Problem Detection, Recovery, and Prevention…

May 05 2009

Problem Detection, Recovery, and Prevention…

Category: Software Development — Phil @ 7:51 pm

I have spent a lot of time discussing software principals and architecture over that last couple of years, and the subject of error handling and recovery always seems to always rear its ugly head. Most recently, in talking about moving from monolithic application deployments to a distributed, web service orientation, many developers seem to immediately go into paranoia mode. They only see two choices for working with distributed systems: the two phase commit or store everything approach, such that it can be resubmitted when the service is available. There is one other option which we cannot forget about, used by many applications regardless of their deployment, the traditional “logging, debug, retry” logic. Unfortunately, we developers like to add this code at the end of the development cycle, and usually as an after thought; but more on that later!

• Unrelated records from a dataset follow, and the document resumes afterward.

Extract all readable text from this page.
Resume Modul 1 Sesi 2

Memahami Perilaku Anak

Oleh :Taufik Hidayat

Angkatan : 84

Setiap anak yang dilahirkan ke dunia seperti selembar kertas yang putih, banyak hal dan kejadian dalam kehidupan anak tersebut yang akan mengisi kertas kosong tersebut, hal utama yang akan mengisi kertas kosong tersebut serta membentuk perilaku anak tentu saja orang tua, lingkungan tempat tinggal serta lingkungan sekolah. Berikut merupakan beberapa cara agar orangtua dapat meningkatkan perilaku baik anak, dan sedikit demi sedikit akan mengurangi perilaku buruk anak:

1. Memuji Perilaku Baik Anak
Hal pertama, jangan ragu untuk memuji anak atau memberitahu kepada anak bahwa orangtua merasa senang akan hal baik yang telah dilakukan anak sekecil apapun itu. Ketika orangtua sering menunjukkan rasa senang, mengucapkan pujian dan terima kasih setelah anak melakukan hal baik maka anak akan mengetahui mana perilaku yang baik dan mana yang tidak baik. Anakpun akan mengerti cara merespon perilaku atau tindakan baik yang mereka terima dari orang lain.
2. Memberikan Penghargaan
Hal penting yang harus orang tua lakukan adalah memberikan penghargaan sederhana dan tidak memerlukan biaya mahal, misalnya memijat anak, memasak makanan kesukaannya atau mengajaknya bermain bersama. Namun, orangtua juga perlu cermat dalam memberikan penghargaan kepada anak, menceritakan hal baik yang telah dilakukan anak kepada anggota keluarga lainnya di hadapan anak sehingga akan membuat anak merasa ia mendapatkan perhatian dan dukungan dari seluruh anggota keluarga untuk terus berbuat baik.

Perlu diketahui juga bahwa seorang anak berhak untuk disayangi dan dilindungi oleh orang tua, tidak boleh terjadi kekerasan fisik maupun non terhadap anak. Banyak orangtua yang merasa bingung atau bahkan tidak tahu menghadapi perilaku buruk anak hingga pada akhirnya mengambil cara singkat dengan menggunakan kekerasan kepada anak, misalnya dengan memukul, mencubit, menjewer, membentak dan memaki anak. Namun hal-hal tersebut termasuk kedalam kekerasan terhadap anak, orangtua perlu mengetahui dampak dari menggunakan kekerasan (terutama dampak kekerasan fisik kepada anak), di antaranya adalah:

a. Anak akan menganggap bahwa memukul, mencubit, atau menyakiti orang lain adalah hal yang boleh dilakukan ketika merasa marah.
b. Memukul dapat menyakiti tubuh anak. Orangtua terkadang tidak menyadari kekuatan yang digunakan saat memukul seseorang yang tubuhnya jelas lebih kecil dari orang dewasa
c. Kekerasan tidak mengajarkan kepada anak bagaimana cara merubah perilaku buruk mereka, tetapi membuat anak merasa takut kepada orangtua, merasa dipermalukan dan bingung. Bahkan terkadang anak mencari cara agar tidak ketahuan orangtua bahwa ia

Let’s talk reality… When was the last time one of your systems actually failed due to some type of hardware or service failure? I honestly don’t recall a single failure. Considering today’s redundant hardware technologies, I believe it would be pretty hard to have a total system failure; provided we move away from those monolithic application deployments! I agree that some kind of isolation layer (protection) is required for systems outside of our operational control, such as remote web service. But, our internal network and applications should be a different discussion, one that assumes 100% availability. I realize that some systems can experience performance degradations, but that is also a blog for another day, not something that we should be “protecting” ourselves from. I believe that most of the bugs we encounter in the production environment are actually caused by incorrect or misunderstood requirements, and the the occasional developer contribution (bad code, insufficient testing, etc.), not by a system failure. Another interesting finding, many of the bugs are actually found in the logging and monitoring (prevention) code, rather than the true business logic. What or who are we actually protecting ourself from?

One of our top goals should be to produce the smallest, simplest amount of code possible to implement the solution. I feel there are two (2) fundamental problem types:

Show Stoppers. A show stopper is a dependency in which your system cannot perform its primary function. For example if you created a purchasing system that relied on an external pricing service, your system cannot function without live prices. Assuming that this pricing service is internal to your company, there is no need to protect your service/application from this scenario. The actual risk of this type of failure is not worth the amount of effort required to implement and maintain a possible fall-back solution.

Recoverable errors. Recoverable errors are software problems that can be captured and dealt with later, at an appropriate time. Examples might include a failed database update or the failure to update a logging service. If the transaction can be still be completed, without the end user being impacted, this is an acceptable approach. The assumption is that we don’t have tens or hundreds of this issues to deal with, as they can and will happen over time. We just need to ensure that we have a method for recovering from the problems, ensuring that the system can be put back in the proper state of integrity.

I think the relevance of this post is to ensure that “software issues” can be detected. If we can assume that collaborating internal systems are always available, we can eliminate most of the code to manage these dependencies. We should focus on a common design/implementation/strategy that can ensure the detection of issues. Looking across existing applications, it seems that each one has its own unique way of capturing and monitoring problems; with each team spending significant design and implementation effort attempting to create a robust method. Ironically, with all of the work developers do, many of these systems have problems that go undetected for hours,days and even weeks, without anyone ever knowing that an “issue” happened. It appears that we should spend more effort on a common monitoring strategy to detect problems; one that makes us aware of problems within minutes, not hours of the problem occurrence.

The second part of this approach is the ability to recover. There are probably some other important concepts that I have in my head, not part of this blog, which actually makes this all possible. I think for a system to be recoverable, it should be compartmentalized; such as smaller databases, each with its own functional domain areas; rather than a single, gigantic database with full referential integrity. By breaking the system (services and database) into smaller, self-contained “mini” environments, each detected failure has a smaller overall impact on the system, and ultimately makes it easier to recover, as the impact is now isolated to a distinct area of the system.

Hopefully, with ability to detect problems earlier, minimizing their impact, and simplifying the recovery process, should make the prevention of the problem easier to address. With smaller, simpler systems (services), it will be easier to locate and correct the offending code (because there is less code and data coupling), creating less risky changes which are easier to test and validate. Sounds like there is an overall win-win architecture in here somewhere… I sure hope I get to build a system with these principals and goals some day!!!!!